Let me be clear that they might be right in their overall analysis. After all, many of those same leaders who insisted on the lockdown also openly encouraged the recent wave of unrest as if there was no pandemic. However, since the beginning of the COVID-19 lockdowns something has troubled me in the attitude of many Christians – including some whom I count as friends. Their responses even made me wonder if they could be trusted to take precautions that infringed on their “rights” if ever there was truly extreme pandemic. 

Could it be that a spirit of rebellion has swept many believers away in these perilous times? I can almost hear the question of countless readers: “How can you call it a ‘spirit of rebellion’ if we are rejecting the unjust dictates of evil men?” Many would also remind me of the words of Peter and the apostles: “We ought to obey God rather than men” (Acts 5:29). We will return to that particular verse towards the end.   

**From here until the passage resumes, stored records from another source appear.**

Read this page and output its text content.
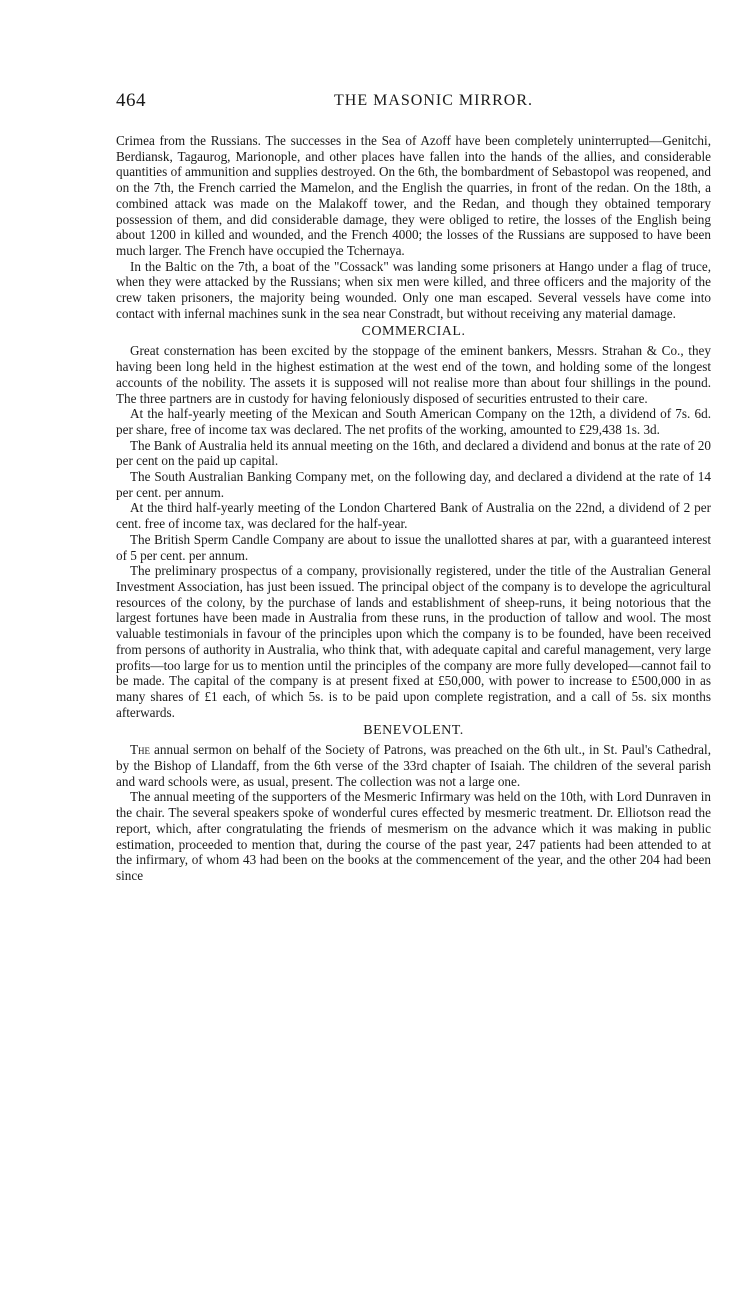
464	THE MASONIC MIRROR.

Crimea from the Russians. The successes in the Sea of Azoff have been completely uninterrupted—Genitchi, Berdiansk, Tagaurog, Marionople, and other places have fallen into the hands of the allies, and considerable quantities of ammunition and supplies destroyed. On the 6th, the bombardment of Sebastopol was reopened, and on the 7th, the French carried the Mamelon, and the English the quarries, in front of the redan. On the 18th, a combined attack was made on the Malakoff tower, and the Redan, and though they obtained temporary possession of them, and did considerable damage, they were obliged to retire, the losses of the English being about 1200 in killed and wounded, and the French 4000; the losses of the Russians are supposed to have been much larger. The French have occupied the Tchernaya.

In the Baltic on the 7th, a boat of the "Cossack" was landing some prisoners at Hango under a flag of truce, when they were attacked by the Russians; when six men were killed, and three officers and the majority of the crew taken prisoners, the majority being wounded. Only one man escaped. Several vessels have come into contact with infernal machines sunk in the sea near Constradt, but without receiving any material damage.

COMMERCIAL.

Great consternation has been excited by the stoppage of the eminent bankers, Messrs. Strahan & Co., they having been long held in the highest estimation at the west end of the town, and holding some of the longest accounts of the nobility. The assets it is supposed will not realise more than about four shillings in the pound. The three partners are in custody for having feloniously disposed of securities entrusted to their care.

At the half-yearly meeting of the Mexican and South American Company on the 12th, a dividend of 7s. 6d. per share, free of income tax was declared. The net profits of the working, amounted to £29,438 1s. 3d.

The Bank of Australia held its annual meeting on the 16th, and declared a dividend and bonus at the rate of 20 per cent on the paid up capital.

The South Australian Banking Company met, on the following day, and declared a dividend at the rate of 14 per cent. per annum.

At the third half-yearly meeting of the London Chartered Bank of Australia on the 22nd, a dividend of 2 per cent. free of income tax, was declared for the half-year.

The British Sperm Candle Company are about to issue the unallotted shares at par, with a guaranteed interest of 5 per cent. per annum.

The preliminary prospectus of a company, provisionally registered, under the title of the Australian General Investment Association, has just been issued. The principal object of the company is to develope the agricultural resources of the colony, by the purchase of lands and establishment of sheep-runs, it being notorious that the largest fortunes have been made in Australia from these runs, in the production of tallow and wool. The most valuable testimonials in favour of the principles upon which the company is to be founded, have been received from persons of authority in Australia, who think that, with adequate capital and careful management, very large profits—too large for us to mention until the principles of the company are more fully developed—cannot fail to be made. The capital of the company is at present fixed at £50,000, with power to increase to £500,000 in as many shares of £1 each, of which 5s. is to be paid upon complete registration, and a call of 5s. six months afterwards.

BENEVOLENT.

The annual sermon on behalf of the Society of Patrons, was preached on the 6th ult., in St. Paul's Cathedral, by the Bishop of Llandaff, from the 6th verse of the 33rd chapter of Isaiah. The children of the several parish and ward schools were, as usual, present. The collection was not a large one.

The annual meeting of the supporters of the Mesmeric Infirmary was held on the 10th, with Lord Dunraven in the chair. The several speakers spoke of wonderful cures effected by mesmeric treatment. Dr. Elliotson read the report, which, after congratulating the friends of mesmerism on the advance which it was making in public estimation, proceeded to mention that, during the course of the past year, 247 patients had been attended to at the infirmary, of whom 43 had been on the books at the commencement of the year, and the other 204 had been since
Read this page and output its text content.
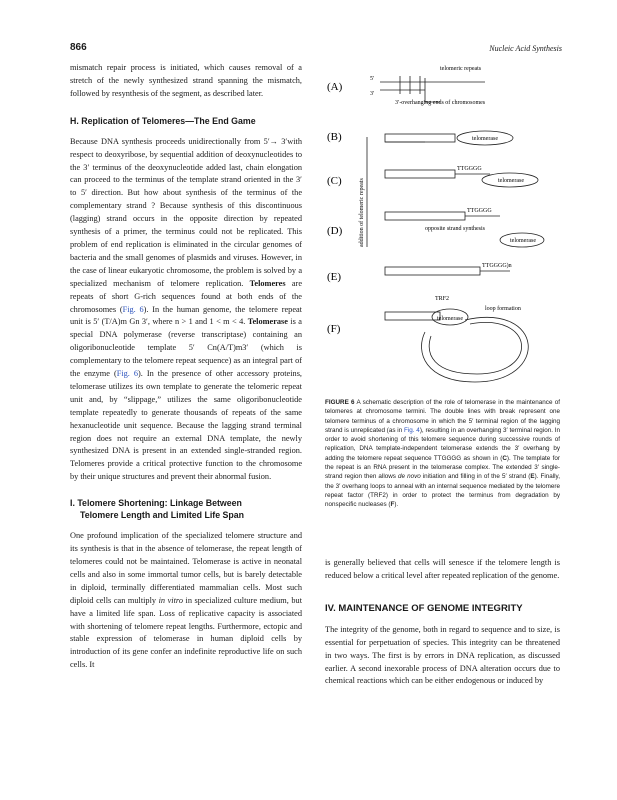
866	Nucleic Acid Synthesis

mismatch repair process is initiated, which causes removal of a stretch of the newly synthesized strand spanning the mismatch, followed by resynthesis of the segment, as described later.

H. Replication of Telomeres—The End Game

Because DNA synthesis proceeds unidirectionally from 5′→ 3′with respect to deoxyribose, by sequential addition of deoxynucleotides to the 3′ terminus of the deoxynucleotide added last, chain elongation can proceed to the terminus of the template strand oriented in the 3′ to 5′ direction. But how about synthesis of the terminus of the complementary strand ? Because synthesis of this discontinuous (lagging) strand occurs in the opposite direction by repeated synthesis of a primer, the terminus could not be replicated. This problem of end replication is eliminated in the circular genomes of bacteria and the small genomes of plasmids and viruses. However, in the case of linear eukaryotic chromosome, the problem is solved by a specialized mechanism of telomere replication. Telomeres are repeats of short G-rich sequences found at both ends of the chromosomes (Fig. 6). In the human genome, the telomere repeat unit is 5′ (T/A)m Gn 3′, where n > 1 and 1 < m < 4. Telomerase is a special DNA polymerase (reverse transcriptase) containing an oligoribonucleotide template 5′ Cn(A/T)m3′ (which is complementary to the telomere repeat sequence) as an integral part of the enzyme (Fig. 6). In the presence of other accessory proteins, telomerase utilizes its own template to generate the telomeric repeat unit and, by “slippage,” utilizes the same oligoribonucleotide template repeatedly to generate thousands of repeats of the same hexanucleotide unit sequence. Because the lagging strand terminal region does not require an external DNA template, the newly synthesized DNA is present in an extended single-stranded region. Telomeres provide a critical protective function to the chromosome by their unique structures and prevent their abnormal fusion.

I. Telomere Shortening: Linkage Between
Telomere Length and Limited Life Span

One profound implication of the specialized telomere structure and its synthesis is that in the absence of telomerase, the repeat length of telomeres could not be maintained. Telomerase is active in neonatal cells and also in some immortal tumor cells, but is barely detectable in diploid, terminally differentiated mammalian cells. Most such diploid cells can multiply in vitro in specialized culture medium, but have a limited life span. Loss of replicative capacity is associated with shortening of telomere repeat lengths. Furthermore, ectopic and stable expression of telomerase in human diploid cells by introduction of its gene confer an indefinite reproductive life on such cells. It

(A)
(B)
(C)
(D)
(E)
(F)
telomeric repeats
5′
3′
3′-overhanging ends of chromosomes
telomerase
TTGGGG
telomerase
TTGGGG
telomerase
opposite strand synthesis
TTGGGG)n
TRF2
telomerase
loop formation
addition of telomeric repeats
FIGURE 6 A schematic description of the role of telomerase in the maintenance of telomeres at chromosome termini. The double lines with break represent one telomere terminus of a chromosome in which the 5′ terminal region of the lagging strand is unreplicated (as in Fig. 4), resulting in an overhanging 3′ terminal region. In order to avoid shortening of this telomere sequence during successive rounds of replication, DNA template-independent telomerase extends the 3′ overhang by adding the telomere repeat sequence TTGGGG as shown in (C). The template for the repeat is an RNA present in the telomerase complex. The extended 3′ single-strand region then allows de novo initiation and filling in of the 5′ strand (E). Finally, the 3′ overhang loops to anneal with an internal sequence mediated by the telomere repeat factor (TRF2) in order to protect the terminus from degradation by nonspecific nucleases (F).

is generally believed that cells will senesce if the telomere length is reduced below a critical level after repeated replication of the genome.

IV. MAINTENANCE OF GENOME INTEGRITY

The integrity of the genome, both in regard to sequence and to size, is essential for perpetuation of species. This integrity can be threatened in two ways. The first is by errors in DNA replication, as discussed earlier. A second inexorable process of DNA alteration occurs due to chemical reactions which can be either endogenous or induced by
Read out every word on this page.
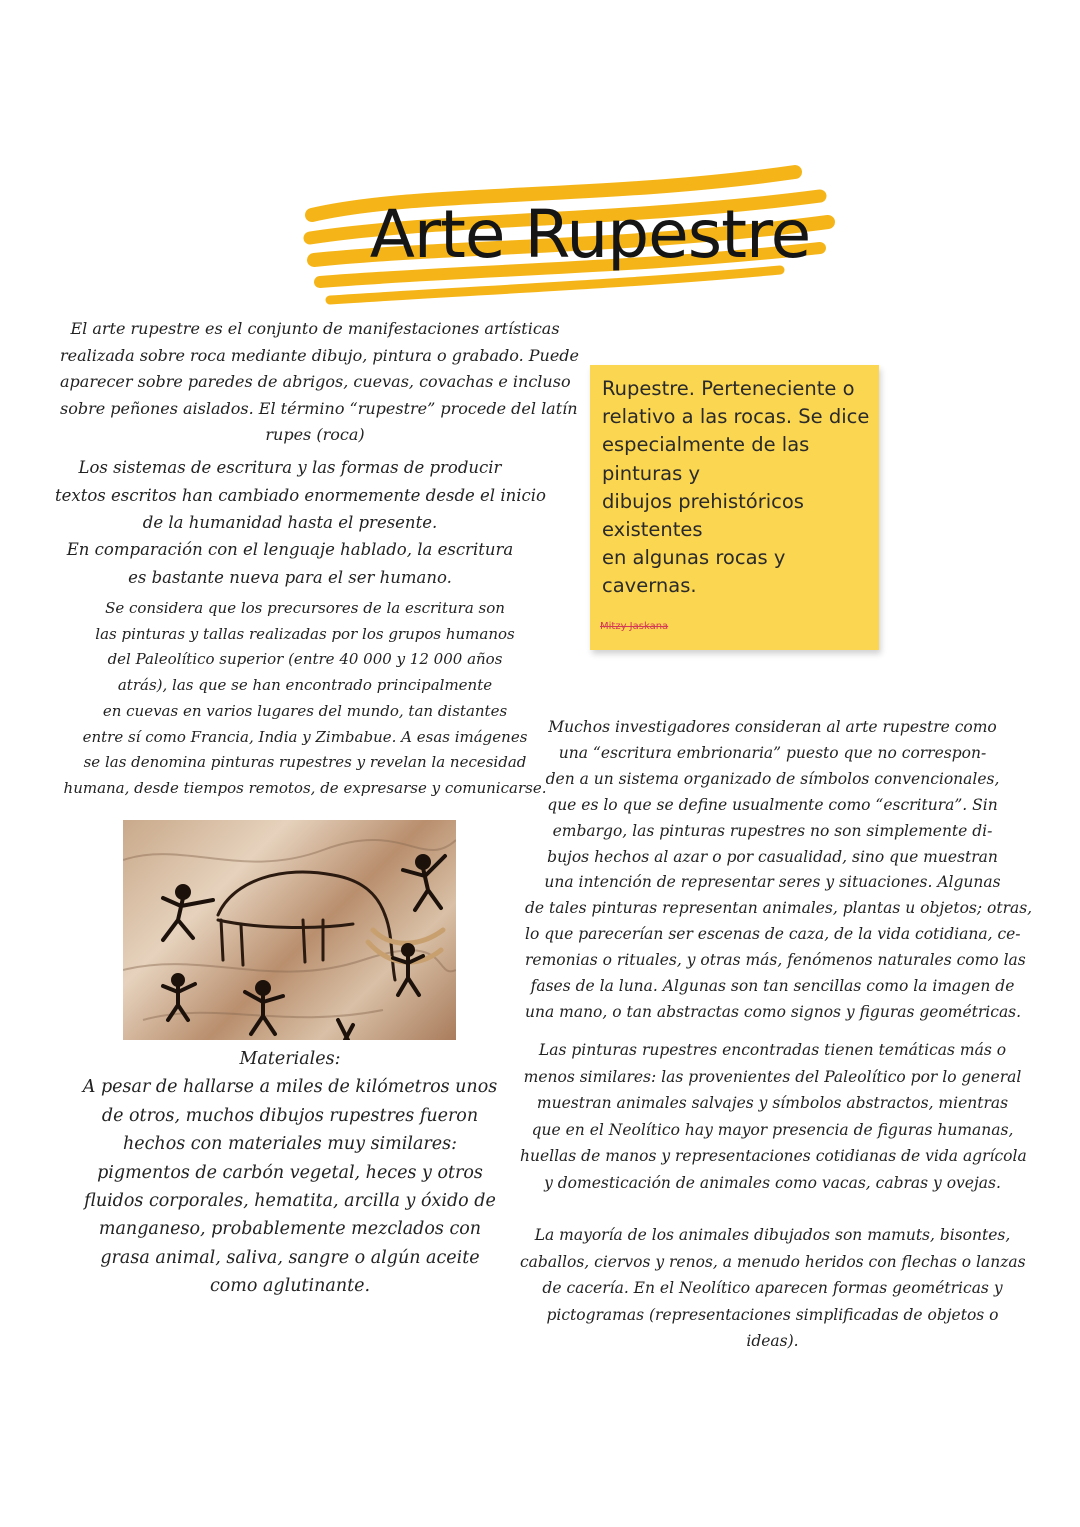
Arte Rupestre
El arte rupestre es el conjunto de manifestaciones artísticas
realizada sobre roca mediante dibujo, pintura o grabado. Puede
aparecer sobre paredes de abrigos, cuevas, covachas e incluso
sobre peñones aislados. El término “rupestre” procede del latín
rupes (roca)
Los sistemas de escritura y las formas de producir
textos escritos han cambiado enormemente desde el inicio
de la humanidad hasta el presente.
En comparación con el lenguaje hablado, la escritura
es bastante nueva para el ser humano.
Se considera que los precursores de la escritura son
las pinturas y tallas realizadas por los grupos humanos
del Paleolítico superior (entre 40 000 y 12 000 años
atrás), las que se han encontrado principalmente
en cuevas en varios lugares del mundo, tan distantes
entre sí como Francia, India y Zimbabue. A esas imágenes
se las denomina pinturas rupestres y revelan la necesidad
humana, desde tiempos remotos, de expresarse y comunicarse.
Rupestre. Perteneciente o
relativo a las rocas. Se dice
especialmente de las
pinturas y
dibujos prehistóricos
existentes
en algunas rocas y
cavernas.
Mitzy Jaskana
Materiales:
A pesar de hallarse a miles de kilómetros unos
de otros, muchos dibujos rupestres fueron
hechos con materiales muy similares:
pigmentos de carbón vegetal, heces y otros
fluidos corporales, hematita, arcilla y óxido de
manganeso, probablemente mezclados con
grasa animal, saliva, sangre o algún aceite
como aglutinante.
Muchos investigadores consideran al arte rupestre como
una “escritura embrionaria” puesto que no correspon-
den a un sistema organizado de símbolos convencionales,
que es lo que se define usualmente como “escritura”. Sin
embargo, las pinturas rupestres no son simplemente di-
bujos hechos al azar o por casualidad, sino que muestran
una intención de representar seres y situaciones. Algunas
de tales pinturas representan animales, plantas u objetos; otras,
lo que parecerían ser escenas de caza, de la vida cotidiana, ce-
remonias o rituales, y otras más, fenómenos naturales como las
fases de la luna. Algunas son tan sencillas como la imagen de
una mano, o tan abstractas como signos y figuras geométricas.
Las pinturas rupestres encontradas tienen temáticas más o
menos similares: las provenientes del Paleolítico por lo general
muestran animales salvajes y símbolos abstractos, mientras
que en el Neolítico hay mayor presencia de figuras humanas,
huellas de manos y representaciones cotidianas de vida agrícola
y domesticación de animales como vacas, cabras y ovejas.
La mayoría de los animales dibujados son mamuts, bisontes,
caballos, ciervos y renos, a menudo heridos con flechas o lanzas
de cacería. En el Neolítico aparecen formas geométricas y
pictogramas (representaciones simplificadas de objetos o
ideas).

I have heard more than one person say that we need to reject the regulations now in order to push back already against the even stricter regime yet to come. This idea may sound logical, but I submit that it is based more on human wisdom than on the Word of God. Two examples are the relationships between David and Saul, and between Jesus and the Roman authorities. We see that both of them not only refused to rebel against obviously unjust rulers, but also encouraged others to submit wherever possible (1 Samuel 24:1-7; Matthew 22:15-22). 

A spirit of lawlessness is flooding the world today, and the enemy is doing his best to sweep believers away in the same roaring waters. Identifying his plot may be more difficult when it is tailored to your own bank of the river – that is, when it is disguised by language that appeals your own side of the societal divide. He wants to draw us out to a place where we fight the raging current alone and by our own authority.  

The day may be near when a vaccination that includes fetal tissue and a computer chip passport will be imposed upon humanity – forcing all to decide whether to obey God rather than man. We know that this will be connected to the coming “lawless one” and the “mystery of lawlessness” (2 Thessalonians 2:7-9), but a preemptive response of rebellion on our part is not the solution even when it is directed towards a world that itself is rebelling against God. Indeed, it simply lures us out to an unprotected position like a small group of soldiers independently declaring war on an entire army. God wants to protect us from the spirit of rebellion in order to spare us being taken down by a world in rebellion. 

Our primary calling in this battle is to obey God and to submit to his authority. When human authority asks us to disobey God, we must refuse. However, this is not done in a spirit of rebellion towards man but rather in a spirit of obedience towards God. The distinction may seem trivial if the practical decisions made appear to be the same externally, but the difference is profound on the spiritual level. We must not join in the spirit of lawlessness and rebellion, but rather must prepare ourselves for future potential conflict with human authority by practicing obedience towards God. His authority will be our refuge in times when obeying God and man cannot possibly both be done.